I can make voiced or unvoiced sounds regardless of where my tongue is in relation to my teeth. The difference is whether you’re vibrating your vocal cords, not what your tongue is doing.

In early modern English, “thou” was singular and “you” was plural. The formal/familiar distinction came into play as English speakers started to adopt more of the speech and manners of the continent, but “thou” remained properly a singular form.
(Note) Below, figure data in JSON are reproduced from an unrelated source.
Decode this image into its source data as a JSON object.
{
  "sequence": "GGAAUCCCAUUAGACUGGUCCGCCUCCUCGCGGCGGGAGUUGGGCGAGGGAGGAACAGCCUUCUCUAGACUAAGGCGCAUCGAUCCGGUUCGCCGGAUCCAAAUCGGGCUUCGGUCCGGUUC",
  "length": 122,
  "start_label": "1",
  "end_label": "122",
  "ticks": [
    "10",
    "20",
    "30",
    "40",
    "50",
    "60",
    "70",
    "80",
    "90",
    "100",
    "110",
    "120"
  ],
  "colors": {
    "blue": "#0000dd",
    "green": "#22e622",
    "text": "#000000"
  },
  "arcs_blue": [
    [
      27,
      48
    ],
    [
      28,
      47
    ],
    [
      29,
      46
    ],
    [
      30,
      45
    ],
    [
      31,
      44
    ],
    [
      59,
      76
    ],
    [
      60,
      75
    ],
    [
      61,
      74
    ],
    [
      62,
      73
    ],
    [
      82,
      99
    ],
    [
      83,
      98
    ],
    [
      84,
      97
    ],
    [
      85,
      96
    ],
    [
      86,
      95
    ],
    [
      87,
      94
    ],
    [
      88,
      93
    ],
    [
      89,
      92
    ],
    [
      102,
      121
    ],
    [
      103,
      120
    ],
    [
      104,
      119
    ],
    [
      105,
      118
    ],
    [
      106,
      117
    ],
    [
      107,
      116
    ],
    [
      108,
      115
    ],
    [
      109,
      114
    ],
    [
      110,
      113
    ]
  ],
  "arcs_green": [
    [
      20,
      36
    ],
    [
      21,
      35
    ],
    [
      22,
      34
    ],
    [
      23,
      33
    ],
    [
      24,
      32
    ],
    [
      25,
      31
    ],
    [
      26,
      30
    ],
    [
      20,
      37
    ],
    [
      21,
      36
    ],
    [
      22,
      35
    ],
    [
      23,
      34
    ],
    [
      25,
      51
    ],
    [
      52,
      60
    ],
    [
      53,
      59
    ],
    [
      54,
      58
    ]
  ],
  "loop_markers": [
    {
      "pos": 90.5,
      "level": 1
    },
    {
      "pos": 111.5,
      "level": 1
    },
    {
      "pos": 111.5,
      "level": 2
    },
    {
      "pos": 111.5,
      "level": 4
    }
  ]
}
Thus we have Biblical passages such as this one (emphasis and parantheticals added):

Thou (singular you) shalt speak unto him, and put words in his mouth; and I will be with thy mouth, and with his mouth, and will teach you (you and him) what ye (you and he) shall do."

So the commandments that begin “thou shalt” refer not to the collective, but to the individual (“Thou shalt not covet thy neighbour’s wife,” not “You shall not covet your neighbours’ wives”). Similar, when God is addressed as “thou” it is clear that only one god is being addressed.

It’s interesting I think to look at Shakespeare’s use of “thou” and “you.” When speakers switch from “you” to “thou” it ofen signals emotion showing through and may well be followed by a brawl or a bout of passionate hand-holding. But sometimes it doesn’t seem to mean anything at all. By his time, “you” had already begun to replace “thou” in most contexts. The traslators of the King James Bible did not in fact follow contemporary idiom but deliberately affected a somewhat archaic style to give it an added air of dignity and authority.

Huh. Perhaps you’re right. I thought ‘voiced’ was more context-sensitive than that.